Microsoft Shelves NGSCB Project As NX Moves To Center Stage


Windows XP SP2 hooks into No Execute technology in newer AMD, Intel processors


After a year of tackling the Windows security nightmare, Microsoft has killed its Next-Generation Secure Computing Base (NGSCB) project and later this year plans to detail a revised security plan for Longhorn, the next major version of Windows, company executives said.

On Tuesday, Microsoft executives confirmed that NGSCB will be canned. The project, dreamed up with Intel in 2002, was once code-named Palladium.

"We're evaluating how these NGSCB capabilities should be integrated into Longhorn, but we don't know exactly how it'll be manifested. A lot of decisions have yet to be made," said Mario Juarez, product manager in Microsoft's Security and Technology Business Unit. "We're going to come out later this year with a complete story."

Juarez said the project is being shelved because customers and ISV partners didn't want to rewrite their applications using the NGSCB API set.

Though Microsoft plans to use the NGSCB "compartmentalizing" technology in future versions of Windows, the company is moving swiftly to support No Execute (NX) security technology in newer AMD and Intel processors.
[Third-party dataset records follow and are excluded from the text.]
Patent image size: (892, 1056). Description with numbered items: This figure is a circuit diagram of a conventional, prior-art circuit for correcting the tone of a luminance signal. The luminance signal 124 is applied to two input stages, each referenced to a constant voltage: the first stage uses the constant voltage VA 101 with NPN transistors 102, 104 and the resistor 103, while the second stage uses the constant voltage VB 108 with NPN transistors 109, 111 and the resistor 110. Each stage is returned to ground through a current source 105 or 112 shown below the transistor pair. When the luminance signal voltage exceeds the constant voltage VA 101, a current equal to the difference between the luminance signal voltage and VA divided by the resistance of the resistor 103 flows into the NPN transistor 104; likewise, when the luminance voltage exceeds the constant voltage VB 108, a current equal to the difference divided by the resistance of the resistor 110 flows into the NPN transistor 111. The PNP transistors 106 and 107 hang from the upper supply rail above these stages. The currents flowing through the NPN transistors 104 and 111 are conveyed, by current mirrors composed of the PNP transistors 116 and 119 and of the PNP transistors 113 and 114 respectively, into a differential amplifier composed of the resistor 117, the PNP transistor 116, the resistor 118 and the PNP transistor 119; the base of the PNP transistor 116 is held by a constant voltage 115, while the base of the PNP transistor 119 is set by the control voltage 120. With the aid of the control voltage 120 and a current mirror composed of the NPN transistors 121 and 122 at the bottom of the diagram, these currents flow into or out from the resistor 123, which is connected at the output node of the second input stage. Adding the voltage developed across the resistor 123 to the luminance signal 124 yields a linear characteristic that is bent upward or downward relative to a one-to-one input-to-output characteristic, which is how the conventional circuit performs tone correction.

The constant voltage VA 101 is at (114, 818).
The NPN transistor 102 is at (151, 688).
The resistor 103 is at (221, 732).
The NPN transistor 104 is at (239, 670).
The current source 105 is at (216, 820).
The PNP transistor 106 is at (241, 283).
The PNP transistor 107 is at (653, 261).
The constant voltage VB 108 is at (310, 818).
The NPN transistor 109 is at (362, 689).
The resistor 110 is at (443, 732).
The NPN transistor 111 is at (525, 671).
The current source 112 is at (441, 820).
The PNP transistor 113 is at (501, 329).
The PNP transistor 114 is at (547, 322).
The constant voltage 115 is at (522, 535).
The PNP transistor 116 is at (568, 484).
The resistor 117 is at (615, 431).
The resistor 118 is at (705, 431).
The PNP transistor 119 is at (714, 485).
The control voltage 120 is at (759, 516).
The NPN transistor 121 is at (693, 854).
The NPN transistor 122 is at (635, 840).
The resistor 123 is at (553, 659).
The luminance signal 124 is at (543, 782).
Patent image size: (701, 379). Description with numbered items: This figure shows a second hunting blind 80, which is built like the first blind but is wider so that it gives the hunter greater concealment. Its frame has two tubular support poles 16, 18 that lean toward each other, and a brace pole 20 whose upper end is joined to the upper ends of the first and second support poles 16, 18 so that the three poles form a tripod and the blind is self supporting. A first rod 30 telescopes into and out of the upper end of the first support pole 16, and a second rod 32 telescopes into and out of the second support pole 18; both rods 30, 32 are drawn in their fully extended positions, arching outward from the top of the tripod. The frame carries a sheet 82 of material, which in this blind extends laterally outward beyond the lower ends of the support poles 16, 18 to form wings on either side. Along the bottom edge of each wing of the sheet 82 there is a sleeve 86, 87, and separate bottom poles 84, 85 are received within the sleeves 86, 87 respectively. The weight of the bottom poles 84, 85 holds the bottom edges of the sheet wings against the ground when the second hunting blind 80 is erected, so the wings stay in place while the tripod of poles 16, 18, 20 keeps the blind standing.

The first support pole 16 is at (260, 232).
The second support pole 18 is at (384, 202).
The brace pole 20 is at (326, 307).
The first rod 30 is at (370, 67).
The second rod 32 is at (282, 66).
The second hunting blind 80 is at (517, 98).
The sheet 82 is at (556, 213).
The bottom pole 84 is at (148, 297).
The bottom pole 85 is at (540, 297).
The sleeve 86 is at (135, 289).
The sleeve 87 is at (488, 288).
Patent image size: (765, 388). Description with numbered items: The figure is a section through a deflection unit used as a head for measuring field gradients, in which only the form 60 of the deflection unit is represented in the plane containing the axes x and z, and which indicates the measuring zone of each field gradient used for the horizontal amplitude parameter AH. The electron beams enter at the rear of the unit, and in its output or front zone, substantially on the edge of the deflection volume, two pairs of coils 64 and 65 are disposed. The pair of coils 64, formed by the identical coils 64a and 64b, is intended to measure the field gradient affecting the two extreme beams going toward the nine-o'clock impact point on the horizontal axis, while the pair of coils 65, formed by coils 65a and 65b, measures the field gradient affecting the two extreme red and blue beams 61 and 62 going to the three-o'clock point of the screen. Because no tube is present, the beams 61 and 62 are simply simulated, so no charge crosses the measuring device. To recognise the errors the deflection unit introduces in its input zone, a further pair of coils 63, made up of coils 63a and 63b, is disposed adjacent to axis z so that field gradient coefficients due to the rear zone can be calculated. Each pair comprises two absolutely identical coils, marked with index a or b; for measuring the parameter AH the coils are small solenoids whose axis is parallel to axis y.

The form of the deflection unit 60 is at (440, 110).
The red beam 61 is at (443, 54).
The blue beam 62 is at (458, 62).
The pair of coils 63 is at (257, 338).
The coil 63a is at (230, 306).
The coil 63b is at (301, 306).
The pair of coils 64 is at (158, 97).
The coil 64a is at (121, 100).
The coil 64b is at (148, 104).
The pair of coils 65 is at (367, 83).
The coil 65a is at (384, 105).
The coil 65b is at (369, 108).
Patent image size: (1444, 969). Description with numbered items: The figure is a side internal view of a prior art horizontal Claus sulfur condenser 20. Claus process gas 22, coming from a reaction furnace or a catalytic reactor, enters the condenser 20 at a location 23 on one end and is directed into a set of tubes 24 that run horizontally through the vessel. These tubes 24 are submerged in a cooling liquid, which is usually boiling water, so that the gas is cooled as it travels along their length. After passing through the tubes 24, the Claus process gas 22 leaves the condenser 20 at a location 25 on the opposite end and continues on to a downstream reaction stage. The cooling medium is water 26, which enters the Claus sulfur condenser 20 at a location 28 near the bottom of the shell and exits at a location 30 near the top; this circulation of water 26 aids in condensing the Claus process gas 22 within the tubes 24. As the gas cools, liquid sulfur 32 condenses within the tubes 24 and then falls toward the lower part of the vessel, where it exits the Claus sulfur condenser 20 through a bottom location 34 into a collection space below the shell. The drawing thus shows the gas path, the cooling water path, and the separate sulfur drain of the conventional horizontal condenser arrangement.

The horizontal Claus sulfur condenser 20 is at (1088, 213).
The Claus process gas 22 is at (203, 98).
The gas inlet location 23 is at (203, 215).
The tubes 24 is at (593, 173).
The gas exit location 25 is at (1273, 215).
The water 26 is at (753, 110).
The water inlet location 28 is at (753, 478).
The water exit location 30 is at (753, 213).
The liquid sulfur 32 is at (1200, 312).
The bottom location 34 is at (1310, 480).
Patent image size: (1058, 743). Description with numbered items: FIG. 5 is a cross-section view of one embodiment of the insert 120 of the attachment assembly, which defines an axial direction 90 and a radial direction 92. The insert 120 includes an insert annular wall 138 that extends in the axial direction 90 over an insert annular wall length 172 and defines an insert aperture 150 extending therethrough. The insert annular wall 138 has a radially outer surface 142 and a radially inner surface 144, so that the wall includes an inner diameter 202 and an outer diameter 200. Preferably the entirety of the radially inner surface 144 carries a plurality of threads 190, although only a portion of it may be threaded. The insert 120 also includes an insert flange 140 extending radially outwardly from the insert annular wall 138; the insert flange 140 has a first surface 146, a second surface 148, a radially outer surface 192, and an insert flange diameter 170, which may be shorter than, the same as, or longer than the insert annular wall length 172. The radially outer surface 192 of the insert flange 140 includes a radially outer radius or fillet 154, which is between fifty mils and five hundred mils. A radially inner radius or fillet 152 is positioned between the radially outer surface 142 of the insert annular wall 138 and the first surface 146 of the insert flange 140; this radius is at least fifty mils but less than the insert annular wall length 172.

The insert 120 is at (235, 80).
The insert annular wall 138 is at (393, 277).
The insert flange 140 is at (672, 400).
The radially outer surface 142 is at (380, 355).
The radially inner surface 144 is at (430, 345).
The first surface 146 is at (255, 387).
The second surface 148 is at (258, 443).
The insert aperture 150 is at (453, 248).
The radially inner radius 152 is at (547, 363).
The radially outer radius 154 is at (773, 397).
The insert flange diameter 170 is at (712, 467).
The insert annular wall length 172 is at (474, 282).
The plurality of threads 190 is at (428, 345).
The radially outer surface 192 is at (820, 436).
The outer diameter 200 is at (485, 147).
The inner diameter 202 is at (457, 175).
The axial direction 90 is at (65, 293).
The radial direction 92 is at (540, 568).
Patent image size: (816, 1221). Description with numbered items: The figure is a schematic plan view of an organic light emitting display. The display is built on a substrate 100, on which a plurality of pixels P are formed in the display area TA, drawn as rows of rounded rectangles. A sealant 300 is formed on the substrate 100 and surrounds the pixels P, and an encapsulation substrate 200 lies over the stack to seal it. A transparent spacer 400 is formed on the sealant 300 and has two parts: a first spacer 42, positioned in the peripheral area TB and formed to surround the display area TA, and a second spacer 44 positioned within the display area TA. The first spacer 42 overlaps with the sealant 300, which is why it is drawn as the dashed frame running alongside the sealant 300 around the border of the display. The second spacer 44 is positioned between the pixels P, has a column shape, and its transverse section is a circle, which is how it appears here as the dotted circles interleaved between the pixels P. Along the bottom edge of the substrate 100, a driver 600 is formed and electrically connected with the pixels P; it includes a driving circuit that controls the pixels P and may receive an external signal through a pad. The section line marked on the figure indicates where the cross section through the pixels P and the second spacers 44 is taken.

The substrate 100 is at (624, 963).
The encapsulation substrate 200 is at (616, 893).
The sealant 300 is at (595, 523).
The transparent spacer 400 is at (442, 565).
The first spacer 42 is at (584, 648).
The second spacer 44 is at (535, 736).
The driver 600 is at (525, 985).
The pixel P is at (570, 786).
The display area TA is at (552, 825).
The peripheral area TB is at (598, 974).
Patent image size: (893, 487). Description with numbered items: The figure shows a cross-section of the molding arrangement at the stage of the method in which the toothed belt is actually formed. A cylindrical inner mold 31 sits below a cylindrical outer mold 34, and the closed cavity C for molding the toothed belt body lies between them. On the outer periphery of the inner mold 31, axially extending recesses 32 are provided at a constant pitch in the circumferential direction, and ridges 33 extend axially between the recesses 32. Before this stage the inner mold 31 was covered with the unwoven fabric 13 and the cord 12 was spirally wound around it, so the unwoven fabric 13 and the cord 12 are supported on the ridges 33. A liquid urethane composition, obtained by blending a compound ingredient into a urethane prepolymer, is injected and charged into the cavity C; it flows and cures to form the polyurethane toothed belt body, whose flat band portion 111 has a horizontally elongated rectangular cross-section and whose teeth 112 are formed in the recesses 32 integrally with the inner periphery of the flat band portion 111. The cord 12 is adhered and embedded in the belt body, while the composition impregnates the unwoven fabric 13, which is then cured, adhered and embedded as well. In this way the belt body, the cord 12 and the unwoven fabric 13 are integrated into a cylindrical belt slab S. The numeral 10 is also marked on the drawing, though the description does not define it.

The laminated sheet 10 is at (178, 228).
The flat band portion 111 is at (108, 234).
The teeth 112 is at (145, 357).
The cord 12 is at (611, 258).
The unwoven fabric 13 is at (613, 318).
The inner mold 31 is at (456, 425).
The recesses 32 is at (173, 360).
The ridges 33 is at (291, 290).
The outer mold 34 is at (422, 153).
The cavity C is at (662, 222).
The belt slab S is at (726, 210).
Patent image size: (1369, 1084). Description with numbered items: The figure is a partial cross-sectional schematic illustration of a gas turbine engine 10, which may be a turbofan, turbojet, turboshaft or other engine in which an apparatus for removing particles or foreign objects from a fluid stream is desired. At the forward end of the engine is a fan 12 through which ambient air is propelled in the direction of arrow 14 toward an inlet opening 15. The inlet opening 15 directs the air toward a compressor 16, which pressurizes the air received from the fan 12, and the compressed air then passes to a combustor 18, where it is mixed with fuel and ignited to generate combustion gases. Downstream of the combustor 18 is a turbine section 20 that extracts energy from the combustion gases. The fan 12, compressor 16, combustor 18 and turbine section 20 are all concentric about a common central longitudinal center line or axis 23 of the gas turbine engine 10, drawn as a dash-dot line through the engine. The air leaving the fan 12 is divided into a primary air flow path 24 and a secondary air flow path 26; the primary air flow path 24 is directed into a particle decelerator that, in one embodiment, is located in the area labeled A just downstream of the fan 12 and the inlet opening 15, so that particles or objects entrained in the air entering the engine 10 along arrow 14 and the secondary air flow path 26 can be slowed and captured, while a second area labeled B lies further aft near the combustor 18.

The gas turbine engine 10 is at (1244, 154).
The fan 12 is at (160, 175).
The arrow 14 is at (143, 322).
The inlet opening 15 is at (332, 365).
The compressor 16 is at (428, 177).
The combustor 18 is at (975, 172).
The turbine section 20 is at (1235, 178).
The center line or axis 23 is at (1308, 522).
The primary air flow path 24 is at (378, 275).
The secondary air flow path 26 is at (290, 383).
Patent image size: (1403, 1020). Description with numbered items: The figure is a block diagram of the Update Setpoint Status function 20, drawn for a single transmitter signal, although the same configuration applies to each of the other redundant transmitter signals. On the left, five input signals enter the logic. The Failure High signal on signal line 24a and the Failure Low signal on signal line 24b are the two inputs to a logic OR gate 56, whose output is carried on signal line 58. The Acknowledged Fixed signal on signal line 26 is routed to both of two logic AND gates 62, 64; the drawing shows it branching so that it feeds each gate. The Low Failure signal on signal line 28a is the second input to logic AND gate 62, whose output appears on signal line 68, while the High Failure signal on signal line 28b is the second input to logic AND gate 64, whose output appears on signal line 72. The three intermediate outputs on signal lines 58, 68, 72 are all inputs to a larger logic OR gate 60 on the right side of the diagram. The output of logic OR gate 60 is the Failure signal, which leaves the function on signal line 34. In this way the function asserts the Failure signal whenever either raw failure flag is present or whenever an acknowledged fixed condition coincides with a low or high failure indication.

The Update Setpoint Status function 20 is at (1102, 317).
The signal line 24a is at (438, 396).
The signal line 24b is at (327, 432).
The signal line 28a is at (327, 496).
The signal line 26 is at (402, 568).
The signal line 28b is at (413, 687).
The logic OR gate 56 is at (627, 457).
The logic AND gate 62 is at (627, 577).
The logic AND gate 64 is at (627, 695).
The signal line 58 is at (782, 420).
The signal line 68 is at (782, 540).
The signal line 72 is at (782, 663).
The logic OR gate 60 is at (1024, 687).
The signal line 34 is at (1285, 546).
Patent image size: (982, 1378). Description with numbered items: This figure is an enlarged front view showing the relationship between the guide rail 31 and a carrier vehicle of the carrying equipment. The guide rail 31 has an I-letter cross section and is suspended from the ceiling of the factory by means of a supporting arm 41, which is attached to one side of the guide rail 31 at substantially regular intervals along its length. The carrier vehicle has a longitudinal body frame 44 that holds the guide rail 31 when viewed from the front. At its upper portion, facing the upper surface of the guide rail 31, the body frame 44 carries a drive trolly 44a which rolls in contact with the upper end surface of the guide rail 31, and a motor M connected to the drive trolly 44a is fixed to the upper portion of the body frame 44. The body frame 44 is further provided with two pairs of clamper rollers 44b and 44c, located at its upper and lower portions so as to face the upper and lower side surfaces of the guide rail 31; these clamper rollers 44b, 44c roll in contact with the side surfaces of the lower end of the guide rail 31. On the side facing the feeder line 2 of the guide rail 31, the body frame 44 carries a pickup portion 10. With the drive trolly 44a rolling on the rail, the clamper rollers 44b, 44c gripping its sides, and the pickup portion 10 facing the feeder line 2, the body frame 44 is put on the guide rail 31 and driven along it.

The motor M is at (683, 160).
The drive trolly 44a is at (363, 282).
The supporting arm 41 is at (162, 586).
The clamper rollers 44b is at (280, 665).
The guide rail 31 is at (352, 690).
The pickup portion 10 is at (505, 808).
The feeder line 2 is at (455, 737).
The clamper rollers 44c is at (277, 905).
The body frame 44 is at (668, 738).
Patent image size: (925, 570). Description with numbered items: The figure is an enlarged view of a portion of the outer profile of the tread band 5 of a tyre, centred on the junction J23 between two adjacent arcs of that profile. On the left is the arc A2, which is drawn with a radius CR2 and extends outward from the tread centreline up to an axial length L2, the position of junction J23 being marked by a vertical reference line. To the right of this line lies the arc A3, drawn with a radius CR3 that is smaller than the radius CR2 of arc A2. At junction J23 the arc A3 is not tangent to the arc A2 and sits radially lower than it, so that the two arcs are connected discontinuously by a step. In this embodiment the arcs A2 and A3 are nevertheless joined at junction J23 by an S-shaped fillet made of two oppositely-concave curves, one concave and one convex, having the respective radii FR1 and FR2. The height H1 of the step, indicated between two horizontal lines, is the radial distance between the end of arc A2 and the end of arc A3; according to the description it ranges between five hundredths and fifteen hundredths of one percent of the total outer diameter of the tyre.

NX reduces memory buffer overruns that many hackers exploit to insert malicious code into Windows and allows developers to mark pages as nonexecutable.

"Two years ago, we went public with something that was very, very far off in the future," Juarez said, noting that customer and ISV feedback and faster-than-expected chip security advancements led Microsoft back to the drawing board. "There's no tie between [NGSCB] and NX, but it is reflective of innovations in hardware we hadn't foreseen."

At WinHEC 2004, for example, Microsoft product managers said Windows XP Service Pack 2 and Windows Server 2003 Service Pack 1 will exploit AMD's Enhanced Virus Protection or NX technology for 32-bit applications.

Microsoft's 64-bit Windows XP and Windows Server 2003 for Extended Systems will also support the NX feature in Intel Itanium processors for clients due out in the second half. In addition, Microsoft will continue to support Intel's LaGrande security architecture, Juarez said.

ISVs will have the flexibility to "NX-enable" their applications, said Richard Brunner, AMD Fellow and software architect, who presented the technology at WinHec 2004. "No Execute can be selectively disabled for a particular application," Brunner said. NX is one of several new hardware technologies that will be supported by Windows XP SP2, including iSCSI and Serial ATA.

The NGSCB code won't be updated in the enhanced Longhorn developer's preview update, due out later this week, but in the future it will be used in some capacity, Juarez said. "The investment is high in this," he added. "It's in an important realm."

Microsoft announced the NGSCB plans for Longhorn at WinHEC 2003 and released NGSCB code in the Longhorn Developer Preview software development kit last fall at the Redmond, Wash.-based company's Professional Developers Conference.